LitXBench: A Benchmark for Extracting Experiments from Scientific Literature

2026-04-08Information Retrieval

Information Retrieval
AI summary

The authors created LitXBench, a system to test how well computers can pull out detailed experiment information from scientific papers about materials. They also made a specific test set called LitXAlloy with data from 19 papers on metal mixtures called alloys. Unlike usual formats, their data is saved as Python objects to make checking and using it easier. They found that new advanced language models do a better job at extracting this information than older methods. This improvement seems to come from better linking measurements to the exact processing steps the materials went through, not just their composition.

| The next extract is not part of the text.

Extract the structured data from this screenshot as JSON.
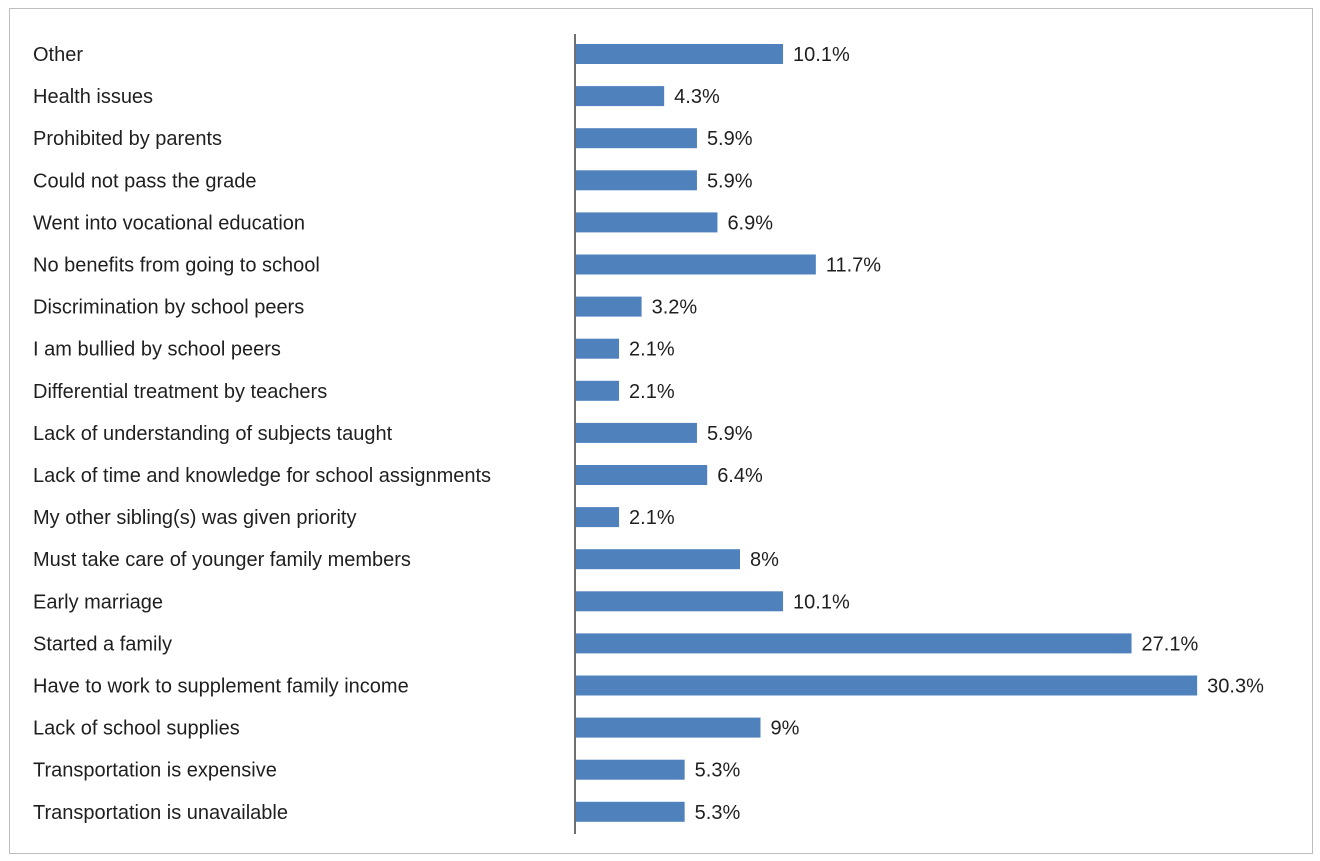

Materials ScienceProperty PredictionExperimental Data ExtractionBenchmarksLanguage ModelsAlloysData ValidationPython ObjectsF1 ScoreInformation Extraction
Authors
Curtis Chong, Jorge Colindres
Abstract
Aggregating experimental data from papers enables materials scientists to build better property prediction models and to facilitate scientific discovery. Recently, interest has grown in extracting not only single material properties but also entire experimental measurements. To support this shift, we introduce LitXBench, a framework for benchmarking methods that extract experiments from literature. We also present LitXAlloy, a dense benchmark comprising 1426 total measurements from 19 alloy papers. By storing the benchmark's entries as Python objects, rather than text-based formats such as CSV or JSON, we improve auditability and enable programmatic data validation. We find that frontier language models, such as Gemini 3.1 Pro Preview, outperform existing multi-turn extraction pipelines by up to 0.37 F1. Our results suggest that this performance gap arises because extraction pipelines associate measurements with compositions rather than the processing steps that define a material.